Kai snorted. “Yeah, he’s got a point.” They met each other’s gaze, seeing eye to eye in more ways than one— and when they both muttered, “Don’t get used to it,” at the same time, the table groaned.
Lloyd stood so abruptly his chair scraped. “I’ll check supplies,” he muttered, and walked out.
Morro watched him go, guilt gnawing at his chest. He’d said sorry fifteen times already. Apologies weren’t enough, and he knew it. But what else could he offer the boy he’d possessed, the boy who’d beaten him, the boy he hated for so many years of his life, without ever having even met him?
Cole cleared his throat, breaking the tension. “So… tea’s good.”
The others murmured agreement, though none of them drank.
Only Zane sipped calmly, as if the awkwardness wasn’t thick enough to choke on. His calm eyes flicked to Morro. “You are adjusting well. That is promising.”
Morro blinked at him. “Promising… what?”
“That you are not collapsing from sensory overload,” Zane replied in perfect seriousness. “One could hypothesize that revival can be disorienting.”
Jay choked on a laugh. “Leave it to Zane to make it sound like you’re a science experiment.”
“Am I wrong?” Zane asked, tilting his head.
Morro set his mug down too carefully, his throat tight. “Not… entirely.”
Before anyone could answer, the heavy tap of a staff echoed through the hall. Wu stood at the doorway, his expression as unreadable as ever.
“There has been a disturbance,” Sensei Wu said.

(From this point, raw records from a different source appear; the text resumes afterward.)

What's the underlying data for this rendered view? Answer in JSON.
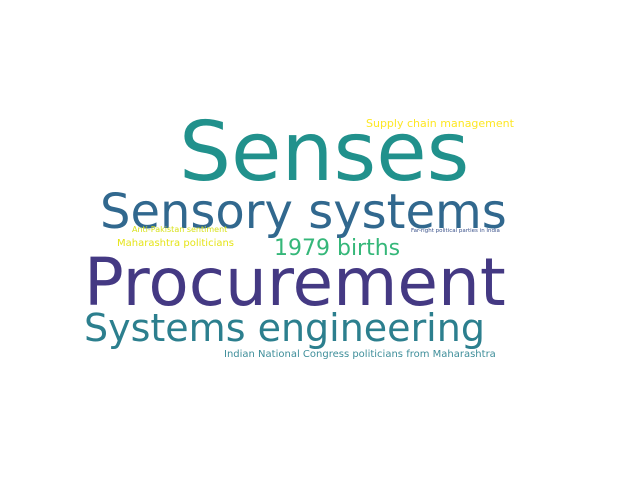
{
  "words": [
    {
      "id": "senses",
      "text": "Senses",
      "color": "#21918c"
    },
    {
      "id": "sensory",
      "text": "Sensory systems",
      "color": "#31688e"
    },
    {
      "id": "procurement",
      "text": "Procurement",
      "color": "#443983"
    },
    {
      "id": "systems",
      "text": "Systems engineering",
      "color": "#2c7f8e"
    },
    {
      "id": "births",
      "text": "1979 births",
      "color": "#35b779"
    },
    {
      "id": "supply",
      "text": "Supply chain management",
      "color": "#fde725"
    },
    {
      "id": "antipak",
      "text": "Anti-Pakistan sentiment",
      "color": "#d8e219"
    },
    {
      "id": "maharashtra",
      "text": "Maharashtra politicians",
      "color": "#e5e419"
    },
    {
      "id": "farright",
      "text": "Far-right political parties in India",
      "color": "#3b528b"
    },
    {
      "id": "inc",
      "text": "Indian National Congress politicians from Maharashtra",
      "color": "#3e8e9a"
    }
  ]
}
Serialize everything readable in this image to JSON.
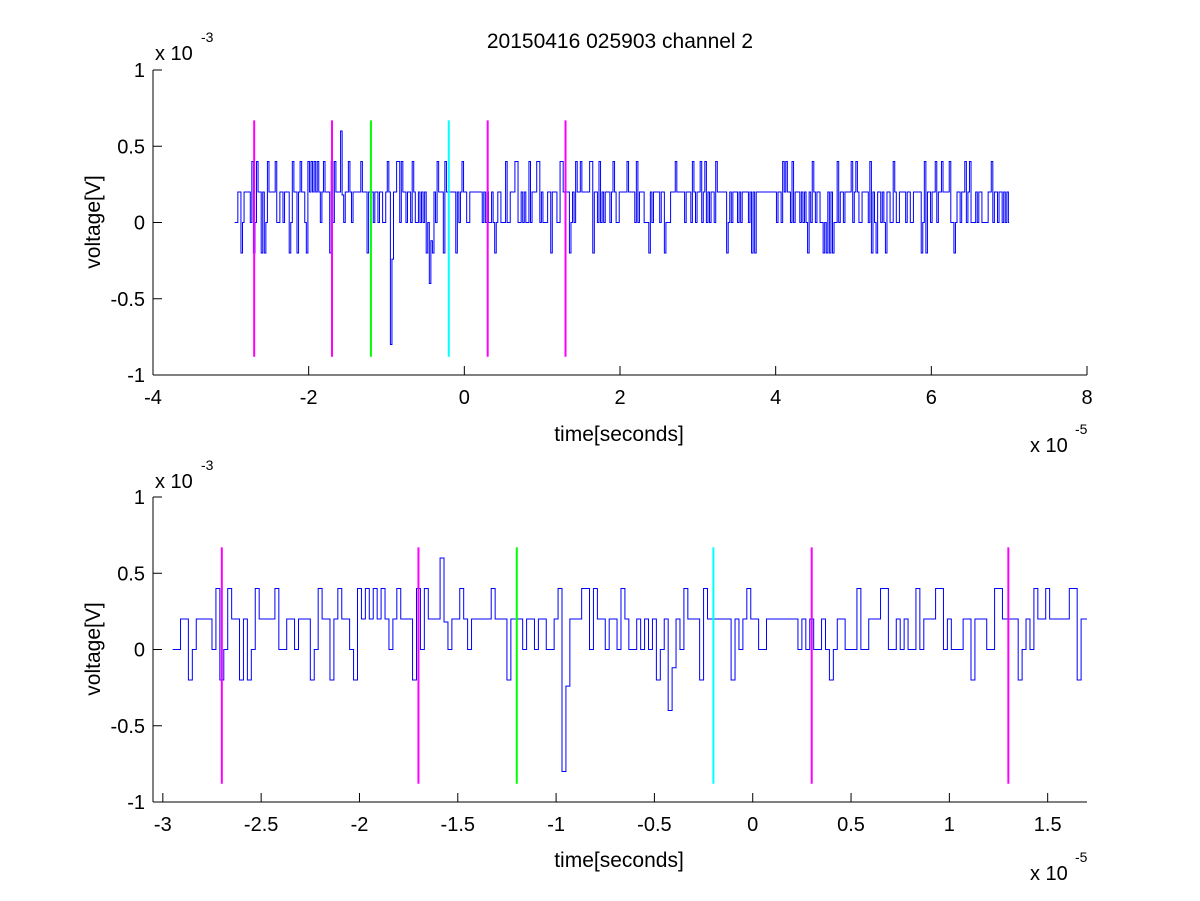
{
  "figure": {
    "title": "20150416 025903 channel 2",
    "background": "#ffffff"
  },
  "colors": {
    "signal": "#0000ff",
    "marker_magenta": "#ff00ff",
    "marker_green": "#00ff00",
    "marker_cyan": "#00ffff",
    "axis": "#000000"
  },
  "chart_data": [
    {
      "type": "line",
      "title": "20150416 025903 channel 2",
      "xlabel": "time[seconds]",
      "ylabel": "voltage[V]",
      "x_exponent": "x 10",
      "x_exponent_power": "-5",
      "y_exponent": "x 10",
      "y_exponent_power": "-3",
      "xlim": [
        -4,
        8
      ],
      "ylim": [
        -1,
        1
      ],
      "x_ticks": [
        -4,
        -2,
        0,
        2,
        4,
        6,
        8
      ],
      "x_tick_labels": [
        "-4",
        "-2",
        "0",
        "2",
        "4",
        "6",
        "8"
      ],
      "y_ticks": [
        -1,
        -0.5,
        0,
        0.5,
        1
      ],
      "y_tick_labels": [
        "-1",
        "-0.5",
        "0",
        "0.5",
        "1"
      ],
      "grid": false,
      "signal_range_x": [
        -2.95,
        7.0
      ],
      "signal_levels": [
        -0.8,
        -0.4,
        -0.2,
        0,
        0.2,
        0.4,
        0.6
      ],
      "signal_spikes": [
        {
          "x": -0.95,
          "y": -0.8
        },
        {
          "x": -0.45,
          "y": -0.4
        },
        {
          "x": -1.6,
          "y": 0.6
        }
      ],
      "markers": [
        {
          "x": -2.7,
          "y_range": [
            -0.88,
            0.67
          ],
          "color": "magenta"
        },
        {
          "x": -1.7,
          "y_range": [
            -0.88,
            0.67
          ],
          "color": "magenta"
        },
        {
          "x": -1.2,
          "y_range": [
            -0.88,
            0.67
          ],
          "color": "green"
        },
        {
          "x": -0.2,
          "y_range": [
            -0.88,
            0.67
          ],
          "color": "cyan"
        },
        {
          "x": 0.3,
          "y_range": [
            -0.88,
            0.67
          ],
          "color": "magenta"
        },
        {
          "x": 1.3,
          "y_range": [
            -0.88,
            0.67
          ],
          "color": "magenta"
        }
      ]
    },
    {
      "type": "line",
      "title": "",
      "xlabel": "time[seconds]",
      "ylabel": "voltage[V]",
      "x_exponent": "x 10",
      "x_exponent_power": "-5",
      "y_exponent": "x 10",
      "y_exponent_power": "-3",
      "xlim": [
        -3.05,
        1.7
      ],
      "ylim": [
        -1,
        1
      ],
      "x_ticks": [
        -3,
        -2.5,
        -2,
        -1.5,
        -1,
        -0.5,
        0,
        0.5,
        1,
        1.5
      ],
      "x_tick_labels": [
        "-3",
        "-2.5",
        "-2",
        "-1.5",
        "-1",
        "-0.5",
        "0",
        "0.5",
        "1",
        "1.5"
      ],
      "y_ticks": [
        -1,
        -0.5,
        0,
        0.5,
        1
      ],
      "y_tick_labels": [
        "-1",
        "-0.5",
        "0",
        "0.5",
        "1"
      ],
      "grid": false,
      "signal_range_x": [
        -2.95,
        1.7
      ],
      "signal_levels": [
        -0.8,
        -0.4,
        -0.2,
        0,
        0.2,
        0.4,
        0.6
      ],
      "signal_spikes": [
        {
          "x": -0.98,
          "y": -0.8
        },
        {
          "x": -0.44,
          "y": -0.4
        },
        {
          "x": -1.6,
          "y": 0.6
        }
      ],
      "markers": [
        {
          "x": -2.7,
          "y_range": [
            -0.88,
            0.67
          ],
          "color": "magenta"
        },
        {
          "x": -1.7,
          "y_range": [
            -0.88,
            0.67
          ],
          "color": "magenta"
        },
        {
          "x": -1.2,
          "y_range": [
            -0.88,
            0.67
          ],
          "color": "green"
        },
        {
          "x": -0.2,
          "y_range": [
            -0.88,
            0.67
          ],
          "color": "cyan"
        },
        {
          "x": 0.3,
          "y_range": [
            -0.88,
            0.67
          ],
          "color": "magenta"
        },
        {
          "x": 1.3,
          "y_range": [
            -0.88,
            0.67
          ],
          "color": "magenta"
        }
      ]
    }
  ]
}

Morro had almost forgotten how the old master’s voice could carry through the room like a cold wind. “Reports speak of a land stirring where no living foot should tread. The Land of Forgotten Souls has awakened.”
The ninja straightened immediately, but Morro froze. The name alone was enough to make his chest tighten, memories clawing at the edges of his mind. For an elemental master of wind, he had a hard time filling enough air in his lungs.
Kai frowned. “What kind of disturbance are we talking about?”
“Whispers of an artifact. Spirits gathering. The boundary weakens.” Wu’s gaze swept the table before settling on Morro. “Someone with knowledge of its paths must go.”
Everyone followed his eyes.
Morro’s mouth went dry. He hadn’t expected this. Not now. Not so soon. “I… know the way,” he admitted, hating how small his voice sounded. “I’ve been there before.”
The table went silent again. This time it wasn’t awkwardness. It was fear.
“You can’t be serious,” Jay shrieked, glaring at Wu. “You want him to lead us back into some cursed death trap?”
Wu’s voice was firm. “Not to lead. To guide. There is a difference. Without Morro, you will not find your way.”
Lloyd’s voice carried from the doorway — he hadn’t gone far after all. His expression was shadowed, unreadable. “And what if he’s lying?”
Morro flinched. The sting was sharp because he deserved it. “I’m not,” he said quickly, almost desperate. “I swear, I’m not. You think I want to go back there?”
For a moment, no one spoke. Rain hammered against the roof, as if waiting for the answer too.
Finally, Wu lifted his staff. “Then it is decided. At dawn, you leave for the Land of Forgotten Souls. Together.”
Morro felt six sets of eyes on him again. Only this time, they weren’t just watching him discover what it meant to be alive. They were watching to see if he would prove he deserved to stay that way.